Entender con exactitud la naturaleza del accidente requiere un conocimiento detallado del equipo de espeleología. Sin embargo, la causa real no fue un fallo del equipo, sino un «error del piloto». Yeager entró en la cueva con demasiado peso, se fatigó, dejó de usar correctamente el material y, por último, no aseguró bien el mosquetón que unía su arnés con el rapelador de barras. Aparentemente no cometió este error una vez, sino dos, siendo el primero la causa de que perdiera el rapelador de barras al principio.
AL SABER LO SUCEDIDO, Bill Stone sólo pudo menear la cabeza desalentado. Le había inquietado la presencia de Yeager desde el primer momento. Yeager, su novia, Tina Shirk, y otro hombre que viajaba con ellos no formaban parte de la expedición original. Después de escalar varios volcanes, los tres habían viajado hasta el campamento base de Cheve. Shirk era una espeleóloga competente que había estado en Cheve el año anterior pero que, con una clavícula rota, no iba a emprender la expedición. El otro hombre había dicho a Shirk y a Yeager que había conseguido con antelación autorización para que Chris pudiera acceder a la cueva. Hay ciertas discrepancias al respecto, pero Stone, por una vez, no sabía nada al respecto. Por lo que a él le concernía, el trío había «acabado» con la expedición.

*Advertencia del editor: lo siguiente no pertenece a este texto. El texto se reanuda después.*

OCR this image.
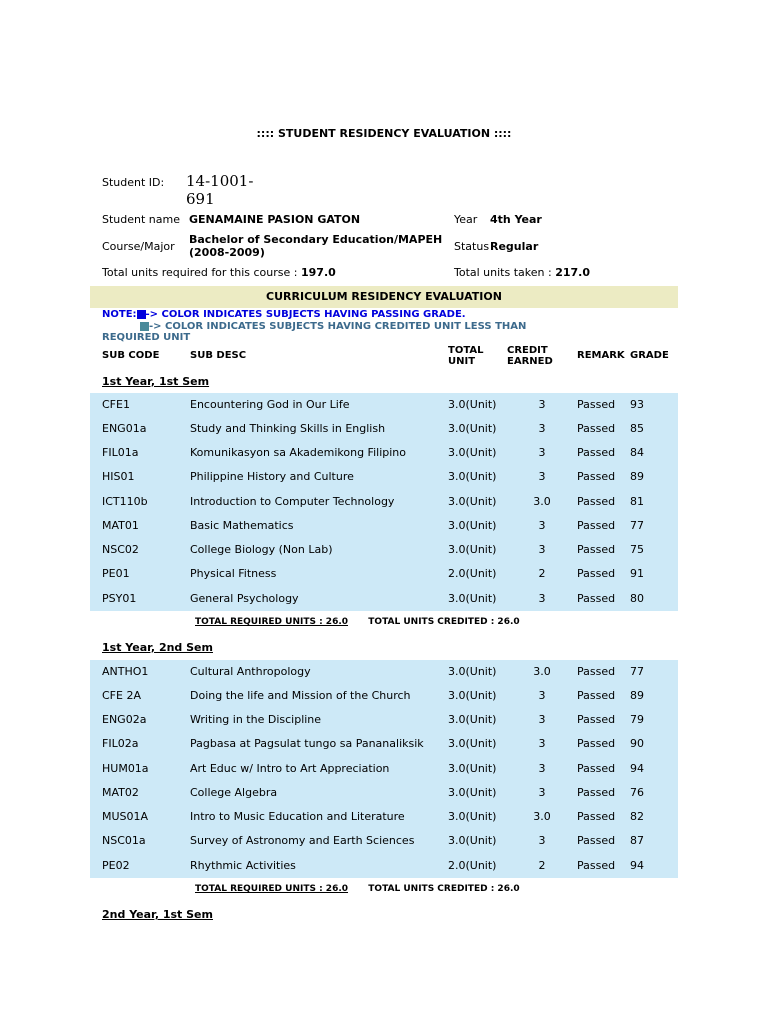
:::: STUDENT RESIDENCY EVALUATION ::::
Student ID: 14-1001-691
Student name GENAMAINE PASION GATON	Year 4th Year
Course/Major
Bachelor of Secondary Education/MAPEH (2008-2009)	Status Regular
Total units required for this course : 197.0	Total units taken : 217.0
CURRICULUM RESIDENCY EVALUATION
NOTE: -> COLOR INDICATES SUBJECTS HAVING PASSING GRADE.
-> COLOR INDICATES SUBJECTS HAVING CREDITED UNIT LESS THAN REQUIRED UNIT
SUB CODE	SUB DESC	TOTAL UNIT
CREDIT EARNED
REMARK GRADE
1st Year, 1st Sem
CFE1	Encountering God in Our Life	3.0(Unit)	3	Passed 93
ENG01a	Study and Thinking Skills in English	3.0(Unit)	3	Passed 85
FIL01a	Komunikasyon sa Akademikong Filipino	3.0(Unit)	3	Passed 84
HIS01	Philippine History and Culture	3.0(Unit)	3	Passed 89
ICT110b	Introduction to Computer Technology	3.0(Unit)	3.0	Passed 81
MAT01	Basic Mathematics	3.0(Unit)	3	Passed 77
NSC02	College Biology (Non Lab)	3.0(Unit)	3	Passed 75
PE01	Physical Fitness	2.0(Unit)	2	Passed 91
PSY01	General Psychology	3.0(Unit)	3	Passed 80
TOTAL REQUIRED UNITS : 26.0 TOTAL UNITS CREDITED : 26.0
1st Year, 2nd Sem
ANTHO1	Cultural Anthropology	3.0(Unit)	3.0	Passed 77
CFE 2A	Doing the life and Mission of the Church	3.0(Unit)	3	Passed 89
ENG02a	Writing in the Discipline	3.0(Unit)	3	Passed 79
FIL02a	Pagbasa at Pagsulat tungo sa Pananaliksik 3.0(Unit)	3	Passed 90
HUM01a	Art Educ w/ Intro to Art Appreciation	3.0(Unit)	3	Passed 94
MAT02	College Algebra	3.0(Unit)	3	Passed 76
MUS01A	Intro to Music Education and Literature	3.0(Unit)	3.0	Passed 82
NSC01a	Survey of Astronomy and Earth Sciences	3.0(Unit)	3	Passed 87
PE02	Rhythmic Activities	2.0(Unit)	2	Passed 94
TOTAL REQUIRED UNITS : 26.0 TOTAL UNITS CREDITED : 26.0
2nd Year, 1st Sem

La muerte de Yeager afectó a todo el mundo. Peter Haberland escribió más tarde en una revista de espeleología un artículo en el que admitió que «quedó conmocionado en aquel momento». Tina Shirk estaba destrozada. Otras reacciones oscilaron desde rabia por aquel novato demasiado intrépido, o pena por la muerte de un joven, hasta horror ante la realidad de que había un cuerpo descomponiéndose en la cueva. Por su parte, Bill Stone estaba entristecido por la pérdida innecesaria de la vida de un joven. Sentía rabia porque la muerte de Yeager dejaba entre manos a los guías y al equipo un asunto espinoso que sólo se podría resolver poniendo en peligro la vida de otros. Y, mucho se temía, no era sólo cuestión de recuperar el cuerpo de Yeager, sino que su muerte podría obligar a abortar la expedición. Estaban a punto de encontrar la forma de adentrarse en lo más profundo de Cheve y –no era absurdo pensarlo– también en la historia. Pero ahora parecía probable que la expedición se hubiera acabado antes de tiempo.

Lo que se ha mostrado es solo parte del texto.